What’s happening: Apple has quietly pulled another ad—an 8-minute short titled The Parent Presentation, starring comedian Martin Herlihy, aimed at helping students convince their parents to buy them a Mac. As reported by Wes Davis for The Verge, the ad was released and then swiftly removed from YouTube and Apple’s college site within 24 hours. While the accompanying 81-slide deck remains live, the full video was taken down amid growing criticism. Viewers described the ad as “cringe,” manipulative, and ethically questionable for encouraging teens to emotionally sway their parents into making a major purchase. Others noted the campaign mocked both students and parents, casting them as either scheming or gullible. This marks the fourth time in a year that Apple has pulled a high-profile ad following public backlash.
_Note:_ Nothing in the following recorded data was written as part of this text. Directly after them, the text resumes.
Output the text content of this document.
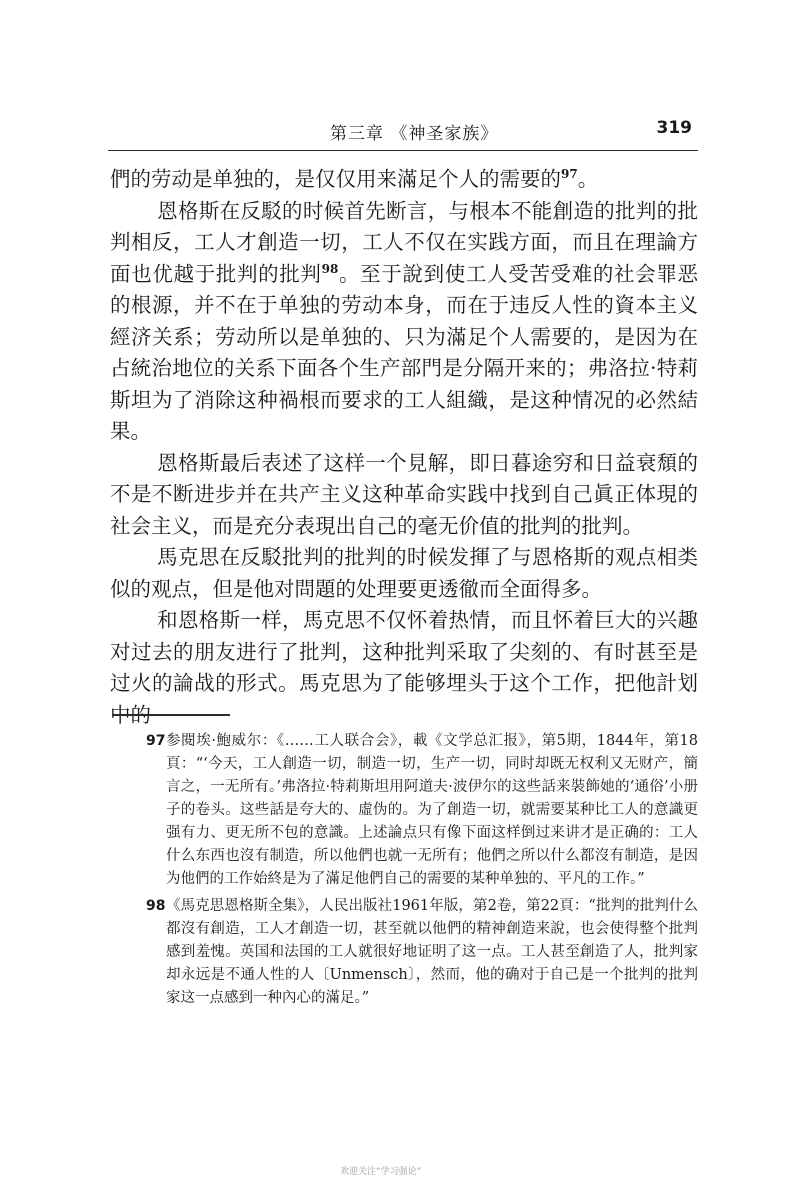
第三章 《神圣家族》	319

們的劳动是单独的，是仅仅用来滿足个人的需要的$^{97}$。

恩格斯在反駁的时候首先断言，与根本不能創造的批判的批判相反，工人才創造一切，工人不仅在实践方面，而且在理論方面也优越于批判的批判$^{98}$。至于說到使工人受苦受难的社会罪恶的根源，并不在于单独的劳动本身，而在于违反人性的資本主义經济关系；劳动所以是单独的、只为滿足个人需要的，是因为在占統治地位的关系下面各个生产部門是分隔开来的；弗洛拉·特莉斯坦为了消除这种禍根而要求的工人組織，是这种情况的必然結果。

恩格斯最后表述了这样一个見解，即日暮途穷和日益衰頹的不是不断进步并在共产主义这种革命实践中找到自己眞正体現的社会主义，而是充分表現出自己的毫无价值的批判的批判。

馬克思在反駁批判的批判的时候发揮了与恩格斯的观点相类似的观点，但是他对問題的处理要更透徹而全面得多。

和恩格斯一样，馬克思不仅怀着热情，而且怀着巨大的兴趣对过去的朋友进行了批判，这种批判采取了尖刻的、有时甚至是过火的論战的形式。馬克思为了能够埋头于这个工作，把他計划中的

97 参閱埃·鮑威尔：《……工人联合会》，載《文学总汇报》，第5期，1844年，第18頁：“‘今天，工人創造一切，制造一切，生产一切，同时却既无权利又无财产，簡言之，一无所有。’弗洛拉·特莉斯坦用阿道夫·波伊尔的这些話来裝飾她的‘通俗’小册子的卷头。这些話是夸大的、虛伪的。为了創造一切，就需要某种比工人的意識更强有力、更无所不包的意識。上述論点只有像下面这样倒过来讲才是正确的：工人什么东西也沒有制造，所以他們也就一无所有；他們之所以什么都沒有制造，是因为他們的工作始終是为了滿足他們自己的需要的某种单独的、平凡的工作。”
98 《馬克思恩格斯全集》，人民出版社1961年版，第2卷，第22頁：“批判的批判什么都沒有創造，工人才創造一切，甚至就以他們的精神創造来說，也会使得整个批判感到羞愧。英国和法国的工人就很好地证明了这一点。工人甚至創造了人，批判家却永远是不通人性的人〔Unmensch〕，然而，他的确对于自己是一个批判的批判家这一点感到一种內心的滿足。”
欢迎关注“学习强论”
Why it matters: For a brand celebrated for its creative precision, Apple’s recent pattern of releasing and retracting campaigns points to a misalignment between ambition and cultural sensitivity. The Parent Presentation misfired by combining Gen Z–style humor with overt sales tactics—creating a tone that felt off-brand and ethically murky. In today’s hyper-responsive media landscape, audiences are quick to flag tone-deaf content, especially when it targets minors or relies on manipulation. This latest removal underscores the importance of audience calibration, ethical storytelling, and pre-launch testing. Even for brands with Apple’s cachet, misjudging tone can lead to rapid retreat.

10. 🎥 MrBeast used AI to generate YouTube thumbnails, and creators aren’t happy

What’s happening: MrBeast (Jimmy Donaldson), YouTube’s most-subscribed creator, launched an AI-powered thumbnail generator through his analytics platform Viewstats, which could automatically swap faces and styles from popular videos. As reported by Chris Stokel-Walker for Fast Company, the rollout, promoted in tutorial content and social posts, was quickly met with backlash when creators like Jacksepticeye discovered their likenesses and branding had been used without consent—sparking concerns around creative theft and brand appropriation. Jacksepticeye took to social media to condemn the tool, calling it “deeply unethical and harmful to the creative community,” and stating, “I hate what this platform is turning into. Fuck AI.” Other YouTubers echoed his outrage, accusing the product of undermining original work and reinforcing an ecosystem that increasingly favors high-volume, high-reach creators over those who build value through distinct creative identity.

Why it matters: This incident crystallizes the tension between AI convenience and creative integrity. When high-profile creators like MrBeast deploy automation tools, they risk widening the gap between established influencers and smaller channels—reinforcing power imbalances rather than democratizing opportunity. Backlash underscores a growing sentiment in the creator economy: AI should serve as an augmentation tool, not a shortcut for replicating others’ creative work. Brands and platforms face rising pressure to integrate AI responsibly—protecting original creators, ensuring ethical usage, and preserving the value of human-driven artistry.